On explique souvent le désarroi d’une certaine jeunesse en invoquant l’absence de rite de passage dans nos sociétés où chacun toujours doit toujours rester égal à lui-même, inchangé parce que « respecté » (entendez ces guillemets comme un sarcasme). Mais le lieu par excellence du rite de passage indispensable à toute société, pardon Maggie Thatcher, c’est l’école, espace de l’entrée, certes difficultueuse et même douloureuse, dans la maturité sociale : celle du devenir autre en affrontant cette mémoire qu’on appelle l’humanité, en se mesurant, dans le plein sens du terme, à cet éternel recommencement que l’on appelle le savoir, en un mot, en « devenant » plutôt que de rester assis sur son statut d’ado, de prof, de vieux, de bidule à droits, de matricule au fond.
Mais pour cela, il faut savoir à qui l’on s’adresse.
Parlant, par définition, devant un groupe, ce n’est pas à une entité refermée sur elle-même que le prof fait appel, c’est à une pluralité. Mais les individus qui la constituent, on ne les atteint pas davantage en les « ciblant » un à un, comme le ferait la pub. On les touche en ne les visant pas. On ne leur adresse pas la parole, on laisse la parole qui nous traverse s’adresser à eux. Pour qu’ils dialoguent avec elle, parfois, sans que nous en sachions rien nous-mêmes.
C’est ainsi que je n’ai jamais su avec précision ce que j’avais appris à mes étudiants. Mais je sais, par de très nombreux témoignages, parfois inattendus, que je leur ai appris quelque chose. Un rapport au savoir ? À eux-mêmes ? À la société ? Je ne saurais le dire. Je sais, cependant, qu’ils ont appris à apprendre et cela me sert de réconfort en période de déprime.
Le psychanalyste Jacques Lacan, qui s’y connaissait en matière d’altérité, déclarait superbement : « moi, la vérité, je parle. » Les gogos du milieu intellectuel en ont fait des gorges chaudes, accusant son orgueil insensé quand il ne s’agissait que de modestie extrême : celle du prête-corps, celle du prophète, celle du lieu « enthousiasmé » que doit savoir devenir tout enseignant : au sens grec, l’« enthousiasme » désigne l’incarnation d’un « dieu ».Une anecdote, pour conclure. À la fin des années cinquante, Merleau-Ponty, le grand philosophe auquel bien des pensées reviennent actuellement, donnait un cours au Collège de France. Il y avait invité le futur prix Nobel de littérature, Claude Simon, immense écrivain dont il comptait analyser une œuvre devant lui. Après la séance, les deux vont prendre un verre et Claude Simon lui dit : « cet écrivain que vous avez décrit, il est drôlement intelligent ! » Et Merleau-Ponty de répondre : « oui, mais ça n’est pas vous ! ».
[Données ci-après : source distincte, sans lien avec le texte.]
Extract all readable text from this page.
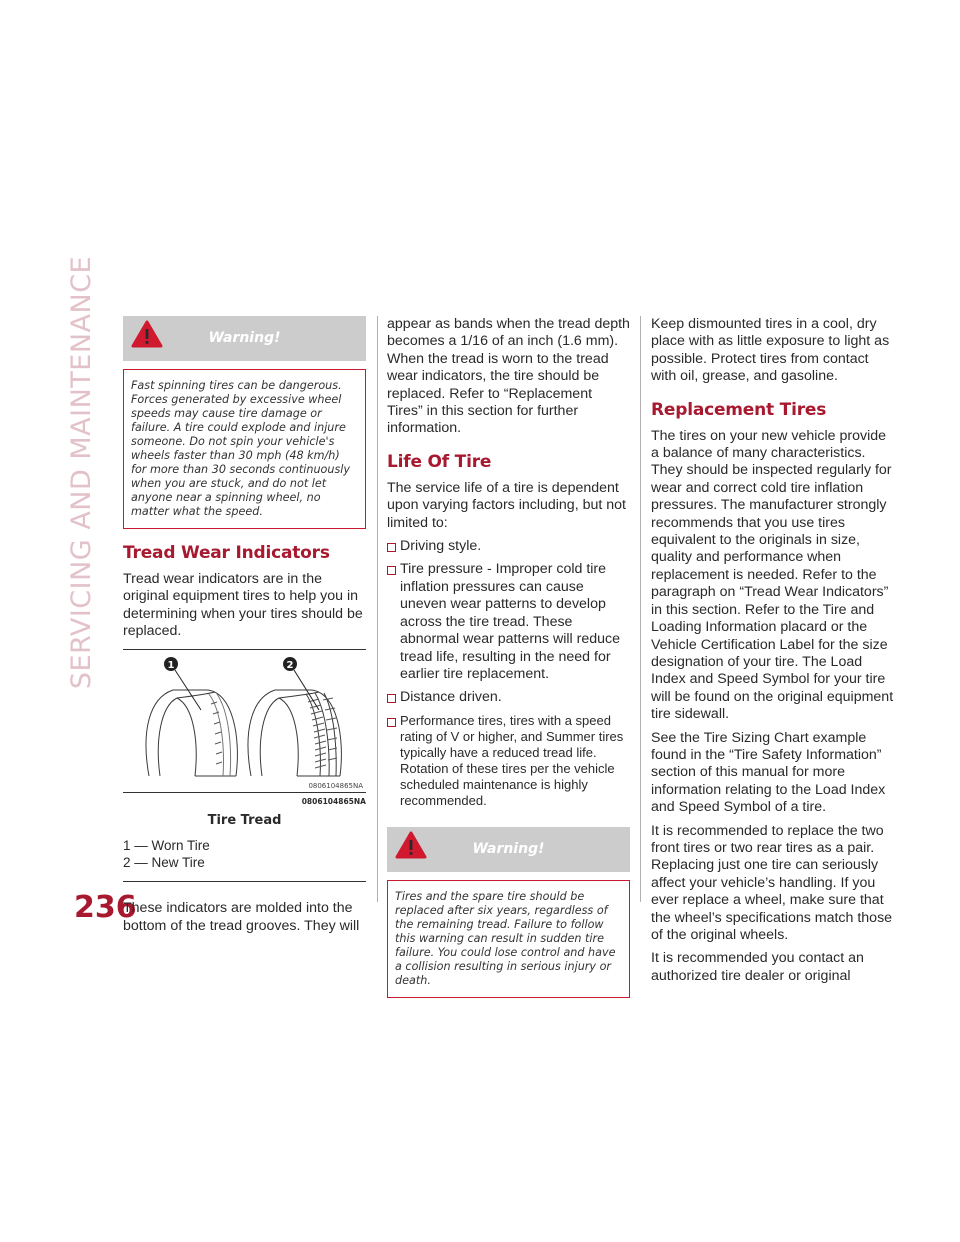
SERVICING AND MAINTENANCE
236
Warning!
Fast spinning tires can be dangerous. Forces generated by excessive wheel speeds may cause tire damage or failure. A tire could explode and injure someone. Do not spin your vehicle's wheels faster than 30 mph (48 km/h) for more than 30 seconds continuously when you are stuck, and do not let anyone near a spinning wheel, no matter what the speed.
Tread Wear Indicators

Tread wear indicators are in the original equipment tires to help you in determining when your tires should be replaced.

1	2
0806104865NA
0806104865NA
Tire Tread
1 — Worn Tire
2 — New Tire

These indicators are molded into the bottom of the tread grooves. They will

appear as bands when the tread depth becomes a 1/16 of an inch (1.6 mm). When the tread is worn to the tread wear indicators, the tire should be replaced. Refer to “Replacement Tires” in this section for further information.

Life Of Tire

The service life of a tire is dependent upon varying factors including, but not limited to:

Driving style.

Tire pressure - Improper cold tire inflation pressures can cause uneven wear patterns to develop across the tire tread. These abnormal wear patterns will reduce tread life, resulting in the need for earlier tire replacement.

Distance driven.

Performance tires, tires with a speed rating of V or higher, and Summer tires typically have a reduced tread life. Rotation of these tires per the vehicle scheduled maintenance is highly recommended.

Warning!
Tires and the spare tire should be replaced after six years, regardless of the remaining tread. Failure to follow this warning can result in sudden tire failure. You could lose control and have a collision resulting in serious injury or death.

Keep dismounted tires in a cool, dry place with as little exposure to light as possible. Protect tires from contact with oil, grease, and gasoline.

Replacement Tires

The tires on your new vehicle provide a balance of many characteristics. They should be inspected regularly for wear and correct cold tire inflation pressures. The manufacturer strongly recommends that you use tires equivalent to the originals in size, quality and performance when replacement is needed. Refer to the paragraph on “Tread Wear Indicators” in this section. Refer to the Tire and Loading Information placard or the Vehicle Certification Label for the size designation of your tire. The Load Index and Speed Symbol for your tire will be found on the original equipment tire sidewall.

See the Tire Sizing Chart example found in the “Tire Safety Information” section of this manual for more information relating to the Load Index and Speed Symbol of a tire.

It is recommended to replace the two front tires or two rear tires as a pair. Replacing just one tire can seriously affect your vehicle’s handling. If you ever replace a wheel, make sure that the wheel’s specifications match those of the original wheels.

It is recommended you contact an authorized tire dealer or original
Quiconque se fait dire un jour qu’il est ou fut un bon enseignant devrait pouvoir répondre : « oui, mais ça n’est pas moi. »
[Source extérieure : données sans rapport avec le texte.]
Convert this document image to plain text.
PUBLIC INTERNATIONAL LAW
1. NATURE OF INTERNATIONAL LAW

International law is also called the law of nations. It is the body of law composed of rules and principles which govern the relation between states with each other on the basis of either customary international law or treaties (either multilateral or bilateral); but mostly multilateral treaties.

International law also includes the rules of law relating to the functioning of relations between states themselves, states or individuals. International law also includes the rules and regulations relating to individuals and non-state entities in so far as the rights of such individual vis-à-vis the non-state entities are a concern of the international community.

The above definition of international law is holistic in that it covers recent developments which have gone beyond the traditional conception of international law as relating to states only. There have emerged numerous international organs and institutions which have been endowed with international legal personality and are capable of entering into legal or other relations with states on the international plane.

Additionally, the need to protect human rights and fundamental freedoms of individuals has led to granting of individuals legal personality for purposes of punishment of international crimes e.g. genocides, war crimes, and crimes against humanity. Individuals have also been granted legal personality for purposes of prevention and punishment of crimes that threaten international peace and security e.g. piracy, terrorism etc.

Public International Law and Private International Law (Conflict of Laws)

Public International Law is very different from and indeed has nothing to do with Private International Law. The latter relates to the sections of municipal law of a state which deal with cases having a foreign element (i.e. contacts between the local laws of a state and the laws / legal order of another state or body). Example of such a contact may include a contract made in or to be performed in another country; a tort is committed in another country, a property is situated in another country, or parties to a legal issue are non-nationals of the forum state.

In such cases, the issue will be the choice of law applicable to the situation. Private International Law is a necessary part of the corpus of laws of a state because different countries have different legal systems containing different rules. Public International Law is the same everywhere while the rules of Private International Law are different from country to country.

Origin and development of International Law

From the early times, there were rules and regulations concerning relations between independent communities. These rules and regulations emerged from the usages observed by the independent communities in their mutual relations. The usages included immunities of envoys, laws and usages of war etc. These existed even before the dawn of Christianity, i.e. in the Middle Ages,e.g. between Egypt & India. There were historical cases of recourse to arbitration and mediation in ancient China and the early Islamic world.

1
On appelle ça l’altérité. Et nul ne peut prétendre dire « je » sans en avoir fait l’épreuve.
Notice biographique
PH.D en littérature (Laval), sémioticien par vocation, Jean-Pierre Vidal est professeur émérite de l’Université du Québec à Chicoutimi où il
a enseigné depuis l’ouverture de l’institution, en 1969. Fondateur de la revue Protée, il a aussi été chercheur et professeur accrédité au doctorat en sémiologie de l’Université du Québec à Montréal. Il a d’ailleurs été professeur invité à l’UQAM (1992 et 1999) et à l’UQAR (1997).Outre de nombreux articles dans des revues universitaires et culturelles, il a publié deux livres sur Robbe-Grillet, un essai dans la collection « Spirale » des Éditions Trait d’union, Le labyrinthe aboli ; de quelques Minotaures contemporains (2004) et deux recueils de nouvelles, Histoires cruelles et lamentables (Éditions Logiques 1991) et, cette année, Petites morts et autres contrariétés, aux éditions de la Grenouillère. De plus, il vient de publier Apophtegmes et rancœurs, un recueil d’aphorismes, aux Éditions Le Chat Qui Louche.
Jean-Pierre Vidal collabore à diverses revues culturelles et artistiques (Spirale, Tangence, Esse, Etc, Ciel Variable, Zone occupée). Il a préfacé plusieurs livres d’artiste, publie régulièrement des nouvelles et a, par ailleurs, commis un millier d’aphorismes encore inédits.
Depuis 2005, il est conseiller scientifique au Fonds de Recherche du Québec, Société et Culture.